We have enough grief this year, so mourning is canceled

Jews are now commemorating what is known as the Three Weeks.  It is when Jews express grief for the destruction of the Holy Temple in ancient Israel.  The Temple was breached by the Romans in 69 C.E.  The mourning period concludes with a fast to remember when both Holy Temples were set aflame.  Thus, Tisha B’Av (Ninth of Av) is the saddest day of the Jewish calendar.

Between the two fasts (the 17th of Tammuz which passed last week) and Tisha B’Av is called the three weeks of mourning. During this period, we don’t listen to live music (taped and the radio is ok according to some) eat meat or drink wine (except on Shabbat, when we are not to mourn), and reduce our joy.
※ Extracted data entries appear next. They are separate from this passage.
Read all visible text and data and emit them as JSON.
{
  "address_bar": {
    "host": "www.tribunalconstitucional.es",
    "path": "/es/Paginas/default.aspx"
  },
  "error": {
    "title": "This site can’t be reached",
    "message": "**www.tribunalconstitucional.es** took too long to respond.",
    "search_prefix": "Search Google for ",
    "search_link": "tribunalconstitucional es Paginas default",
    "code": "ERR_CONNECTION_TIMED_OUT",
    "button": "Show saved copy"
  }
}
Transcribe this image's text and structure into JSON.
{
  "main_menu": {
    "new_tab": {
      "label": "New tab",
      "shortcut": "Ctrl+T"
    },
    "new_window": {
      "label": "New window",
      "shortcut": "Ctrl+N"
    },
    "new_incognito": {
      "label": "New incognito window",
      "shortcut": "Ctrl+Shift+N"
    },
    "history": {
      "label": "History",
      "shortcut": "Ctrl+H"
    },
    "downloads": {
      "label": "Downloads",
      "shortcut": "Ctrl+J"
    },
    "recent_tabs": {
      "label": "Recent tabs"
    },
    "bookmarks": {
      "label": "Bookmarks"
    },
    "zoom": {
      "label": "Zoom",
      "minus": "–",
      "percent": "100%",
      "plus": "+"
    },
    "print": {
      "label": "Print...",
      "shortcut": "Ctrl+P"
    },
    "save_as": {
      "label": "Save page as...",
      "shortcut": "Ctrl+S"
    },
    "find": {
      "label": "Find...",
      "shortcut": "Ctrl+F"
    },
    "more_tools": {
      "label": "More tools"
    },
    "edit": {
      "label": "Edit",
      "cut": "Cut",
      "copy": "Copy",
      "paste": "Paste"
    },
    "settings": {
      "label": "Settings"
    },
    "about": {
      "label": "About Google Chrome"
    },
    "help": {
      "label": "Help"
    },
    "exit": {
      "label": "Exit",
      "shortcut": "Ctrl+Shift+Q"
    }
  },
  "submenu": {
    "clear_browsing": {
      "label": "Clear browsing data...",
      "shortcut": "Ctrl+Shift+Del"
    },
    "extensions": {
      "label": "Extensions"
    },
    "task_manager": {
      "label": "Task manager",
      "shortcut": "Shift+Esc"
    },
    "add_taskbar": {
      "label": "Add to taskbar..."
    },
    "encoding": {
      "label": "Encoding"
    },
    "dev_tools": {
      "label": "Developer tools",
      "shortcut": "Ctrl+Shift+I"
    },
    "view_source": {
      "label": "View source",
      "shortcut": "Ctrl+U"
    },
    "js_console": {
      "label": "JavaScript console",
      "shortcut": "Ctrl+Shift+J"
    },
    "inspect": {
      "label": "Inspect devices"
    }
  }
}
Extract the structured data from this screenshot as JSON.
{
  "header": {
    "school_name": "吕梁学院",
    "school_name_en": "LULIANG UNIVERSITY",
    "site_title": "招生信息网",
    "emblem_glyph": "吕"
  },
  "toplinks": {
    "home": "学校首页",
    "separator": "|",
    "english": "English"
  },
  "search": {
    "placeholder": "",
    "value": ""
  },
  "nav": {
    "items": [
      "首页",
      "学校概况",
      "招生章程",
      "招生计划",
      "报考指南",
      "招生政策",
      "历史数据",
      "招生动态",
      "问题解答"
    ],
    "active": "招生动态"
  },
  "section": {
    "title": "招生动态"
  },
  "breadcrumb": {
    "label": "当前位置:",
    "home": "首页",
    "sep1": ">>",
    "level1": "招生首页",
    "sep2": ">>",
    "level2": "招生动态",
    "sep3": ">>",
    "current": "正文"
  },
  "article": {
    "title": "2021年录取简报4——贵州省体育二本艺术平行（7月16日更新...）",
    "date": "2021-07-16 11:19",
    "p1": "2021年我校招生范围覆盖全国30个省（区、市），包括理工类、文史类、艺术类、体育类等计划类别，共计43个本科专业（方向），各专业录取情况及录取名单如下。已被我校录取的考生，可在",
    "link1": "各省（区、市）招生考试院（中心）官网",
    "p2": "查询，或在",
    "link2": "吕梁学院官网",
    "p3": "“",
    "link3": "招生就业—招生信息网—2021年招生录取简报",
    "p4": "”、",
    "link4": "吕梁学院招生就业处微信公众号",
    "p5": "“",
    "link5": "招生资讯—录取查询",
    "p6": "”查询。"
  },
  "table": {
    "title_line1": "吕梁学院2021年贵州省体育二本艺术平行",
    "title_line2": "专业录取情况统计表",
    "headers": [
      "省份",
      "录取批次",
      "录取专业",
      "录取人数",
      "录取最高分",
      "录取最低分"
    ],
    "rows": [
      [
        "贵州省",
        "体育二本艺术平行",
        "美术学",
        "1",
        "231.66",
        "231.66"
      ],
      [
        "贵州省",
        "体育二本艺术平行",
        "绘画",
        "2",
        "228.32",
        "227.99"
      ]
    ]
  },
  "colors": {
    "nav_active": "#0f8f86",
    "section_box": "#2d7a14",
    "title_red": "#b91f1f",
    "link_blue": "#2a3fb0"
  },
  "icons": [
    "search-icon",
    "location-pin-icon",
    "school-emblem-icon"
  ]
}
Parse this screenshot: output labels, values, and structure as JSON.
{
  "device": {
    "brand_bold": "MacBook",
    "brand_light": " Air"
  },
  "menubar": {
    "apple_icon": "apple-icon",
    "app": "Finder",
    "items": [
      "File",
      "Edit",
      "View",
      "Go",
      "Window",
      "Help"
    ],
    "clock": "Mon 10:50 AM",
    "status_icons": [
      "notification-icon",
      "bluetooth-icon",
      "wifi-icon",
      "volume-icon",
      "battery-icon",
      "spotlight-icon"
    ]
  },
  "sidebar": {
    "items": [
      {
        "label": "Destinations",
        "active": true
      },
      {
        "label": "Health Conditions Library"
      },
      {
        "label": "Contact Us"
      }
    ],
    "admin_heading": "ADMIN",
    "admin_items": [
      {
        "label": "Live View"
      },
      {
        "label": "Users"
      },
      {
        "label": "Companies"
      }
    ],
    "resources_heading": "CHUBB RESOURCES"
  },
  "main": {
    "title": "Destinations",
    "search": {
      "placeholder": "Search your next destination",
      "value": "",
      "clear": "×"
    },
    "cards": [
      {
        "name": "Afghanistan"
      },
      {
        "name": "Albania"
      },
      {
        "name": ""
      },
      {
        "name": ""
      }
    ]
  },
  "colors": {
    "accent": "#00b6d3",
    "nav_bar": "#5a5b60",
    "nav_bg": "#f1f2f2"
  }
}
Hershel Schachter (born July 28, 1941) is an American Orthodox rabbi, posek (religious law authority), and rosh yeshiva (dean) at Rabbi Isaac Elchanan Theological Seminary (RIETS), part of Yeshiva University (YU) in New York City.

Schachter is a halakhic (Jewish law) advisor for the Orthodox Union, and has rendered notable decisions in a number of contemporary topic areas.

Rav Schacter says in the pdf attached, that because of the trauma of the virus, the entire world is in a state of uncertainty and concern. He, therefore, says that if one needs to listen to live music so that they are not depressed, this year is different.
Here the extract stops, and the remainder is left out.